O tarafa? Aden'e mi, Medine'ye mi, Kanal'a mı, Sarıkamış'a mı, Bağdad'a mı? Ahmed'ini buz mu, kum mu, su mu, skorpit yarası mı, tifüs biti mi yedi? Eğer hepsinden kurtulmuşsa, Ahmed'ini görsen, ona da soracaksın: - Ahmed'imi gördün mü? Hayır... Hiçbirimiz Ahmed 'ini görmedik. Fakat Ahmed'in her şeyi gördü. Allah'ın Muhammed'e bile anlatamadığı cehennemi gördü.”
Susuyor ve “Allah'ın Muhammed'e bile anlatamadığı cehennem” cümlesini tekrar ediyor kitabı masaya yeniden bırakırken.
“Ortadoğu’da bu hikayeler dönüyor dolaşıyor ve yeniden tekrar ediyor sanırım” diyorum Şaylan’a. “Evet" diyor. "Ama yalnızca trajedi değil. Mücadele de öyle” diye yanıtlıyor.
‘Güneş alan her varlık değişir, dağlar bile…’
"Dünyayı kötüler değil, hiçbir şey yapmadan onları seyredenler felakete sürükleyecek" diyor Albert Einstein. Yazar da kitabın bir yerinde bu alıntıyı yapıyor. Ama kötü dediğin de ilelebet kalacak değil, diye de vurguluyor.
“Evet zor zamanlardan geçiyor insanlık. Özellikle de Ortadoğu halkları. Ama bak yazar ne güzel anlatmış” diyor Şaylan ve Yasemin Kokusu romanından bir bölüm açıyor:
“Güneş alan her varlık değişir, dağlar bile. İmparatorlukların ömrü insan ömründen kuşkusuz daha uzundur, ama kaderleri aynıdır. Onlar da ölümlüdür diye’ anlatıyor İbn-i Haldun. Yazar da bunu kaynak gösteriyor. Evet kötüler de ölümlü. Bunu akıldan çıkarmamak gerekiyor. Yaşayan ve yaşatan tek şey kötülere karşı direniş. İnsanlık belki bir şeyler daha kaybetti. Ama esas yenilgi mücadele duygusunu kaybedince oluyor” diyor Şaylan.
“Hiç karamsarlığa kapılmıyor musun?” diye soruyorum Şaylan’a: “Geçen pazar günü ne hissettin?”
Önce düşünüyor. Çayından bir yudum daha alan Yusuf Şaylan azıcık düşünüp şöyle başlıyor söze.
“Dünya daha kötü ya da benzer dönemlerden geçerken hiç kimsenin ummadığı bir yerde, Sovyetler’de bir devrim gerçekleşti. Lenin de biraz bu umulmayan yeri gerekçelendiriyor, izah etmeye çalışıyordu. O kimsenin ummadığı coğrafyada yaşananlar dünyaya ve insanlığa umut oldu.

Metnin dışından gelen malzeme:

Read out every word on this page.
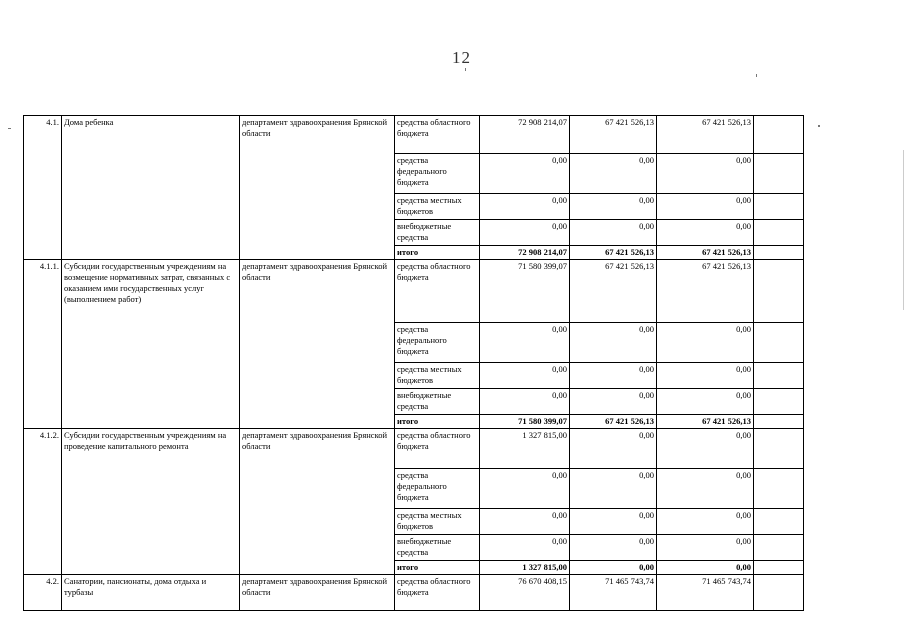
12
4.1.	Дома ребенка	департамент здравоохранения Брянской области	средства областного бюджета	72 908 214,07	67 421 526,13	67 421 526,13	
			средства федерального бюджета	0,00	0,00	0,00	
			средства местных бюджетов	0,00	0,00	0,00	
			внебюджетные средства	0,00	0,00	0,00	
			итого	72 908 214,07	67 421 526,13	67 421 526,13	
4.1.1.	Субсидии государственным учреждениям на возмещение нормативных затрат, связанных с оказанием ими государственных услуг (выполнением работ)	департамент здравоохранения Брянской области	средства областного бюджета	71 580 399,07	67 421 526,13	67 421 526,13	
			средства федерального бюджета	0,00	0,00	0,00	
			средства местных бюджетов	0,00	0,00	0,00	
			внебюджетные средства	0,00	0,00	0,00	
			итого	71 580 399,07	67 421 526,13	67 421 526,13	
4.1.2.	Субсидии государственным учреждениям на проведение капитального ремонта	департамент здравоохранения Брянской области	средства областного бюджета	1 327 815,00	0,00	0,00	
			средства федерального бюджета	0,00	0,00	0,00	
			средства местных бюджетов	0,00	0,00	0,00	
			внебюджетные средства	0,00	0,00	0,00	
			итого	1 327 815,00	0,00	0,00	
4.2.	Санатории, пансионаты, дома отдыха и турбазы	департамент здравоохранения Брянской области	средства областного бюджета	76 670 408,15	71 465 743,74	71 465 743,74	
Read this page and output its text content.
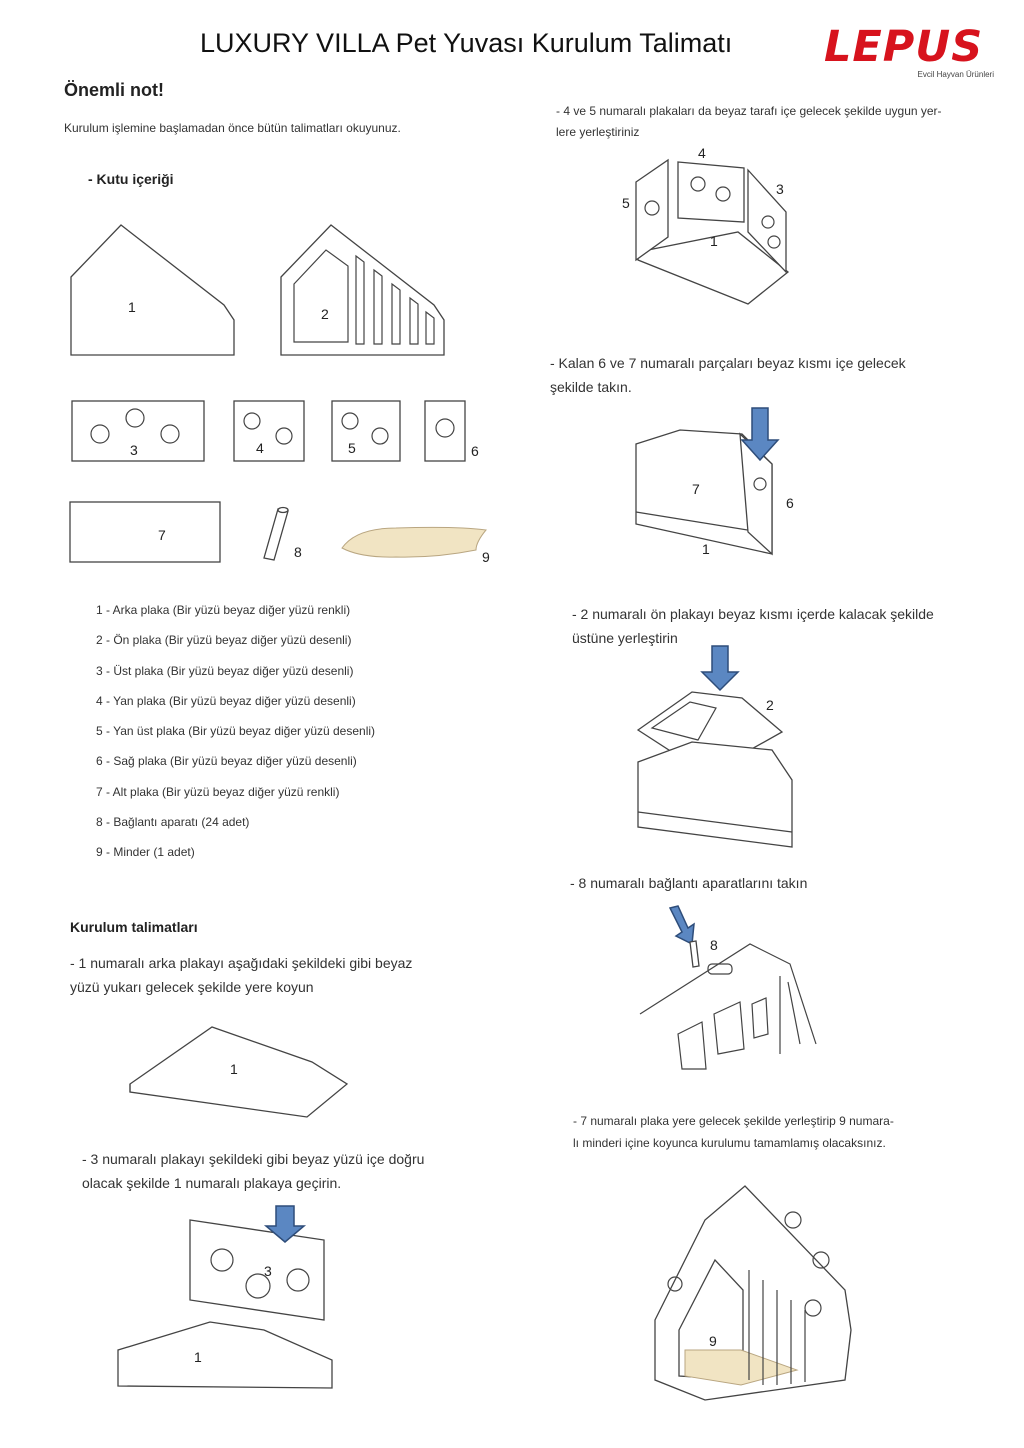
LUXURY VILLA Pet Yuvası Kurulum Talimatı LEPUS
Evcil Hayvan Ürünleri
Önemli not!
Kurulum işlemine başlamadan önce bütün talimatları okuyunuz.
- Kutu içeriği
1	2
3	4	5	6
7
8	9
1 - Arka plaka (Bir yüzü beyaz diğer yüzü renkli)
2 - Ön plaka (Bir yüzü beyaz diğer yüzü desenli)
3 - Üst plaka (Bir yüzü beyaz diğer yüzü desenli)
4 - Yan plaka (Bir yüzü beyaz diğer yüzü desenli)
5 - Yan üst plaka (Bir yüzü beyaz diğer yüzü desenli)
6 - Sağ plaka (Bir yüzü beyaz diğer yüzü desenli)
7 - Alt plaka (Bir yüzü beyaz diğer yüzü renkli)
8 - Bağlantı aparatı (24 adet)
9 - Minder (1 adet)
Kurulum talimatları
- 1 numaralı arka plakayı aşağıdaki şekildeki gibi beyaz
yüzü yukarı gelecek şekilde yere koyun
1
- 3 numaralı plakayı şekildeki gibi beyaz yüzü içe doğru
olacak şekilde 1 numaralı plakaya geçirin.
3
1
- 4 ve 5 numaralı plakaları da beyaz tarafı içe gelecek şekilde uygun yer-
lere yerleştiriniz
4
5
3
1
- Kalan 6 ve 7 numaralı parçaları beyaz kısmı içe gelecek
şekilde takın.
7
6
1
- 2 numaralı ön plakayı beyaz kısmı içerde kalacak şekilde
üstüne yerleştirin
2
- 8 numaralı bağlantı aparatlarını takın
8
- 7 numaralı plaka yere gelecek şekilde yerleştirip 9 numara-
lı minderi içine koyunca kurulumu tamamlamış olacaksınız.
9
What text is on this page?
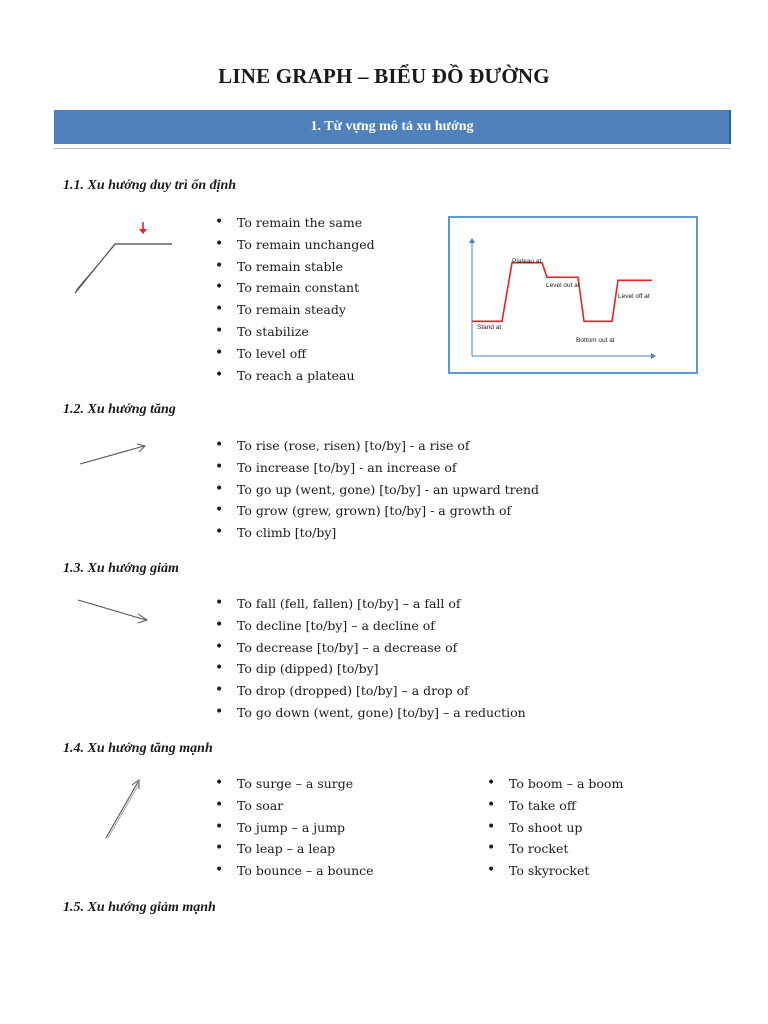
LINE GRAPH – BIỂU ĐỒ ĐƯỜNG
1. Từ vựng mô tả xu hướng
1.1. Xu hướng duy trì ổn định
• To remain the same
• To remain unchanged
• To remain stable
• To remain constant
• To remain steady
• To stabilize
• To level off
• To reach a plateau
Plateau at
Level out at
Level off at
Stand at
Bottom out at
1.2. Xu hướng tăng
• To rise (rose, risen) [to/by] - a rise of
• To increase [to/by] - an increase of
• To go up (went, gone) [to/by] - an upward trend
• To grow (grew, grown) [to/by] - a growth of
• To climb [to/by]
1.3. Xu hướng giảm
• To fall (fell, fallen) [to/by] – a fall of
• To decline [to/by] – a decline of
• To decrease [to/by] – a decrease of
• To dip (dipped) [to/by]
• To drop (dropped) [to/by] – a drop of
• To go down (went, gone) [to/by] – a reduction
1.4. Xu hướng tăng mạnh
• To surge – a surge
• To soar
• To jump – a jump
• To leap – a leap
• To bounce – a bounce
• To boom – a boom
• To take off
• To shoot up
• To rocket
• To skyrocket
1.5. Xu hướng giảm mạnh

Kim bilir. Belki de bizler de Ortadoğu’nun umulmayan ülkesiyizdir. Çok çalışıyoruz. Elbet bir karşılığı olacaktır bunca mücadelenin” diye yanıtlıyor soruyu gülümseyerek.
Notlarını katlıyor ve gözlüğünü çıkarıyor. Bu hafta Yasemin Kokusu ve Taşların Çığlığı ile Ortadoğu tarihine bakmaya çalıştık. Haftaya başka bir konuda buluşmak üzere vedalaşıyoruz.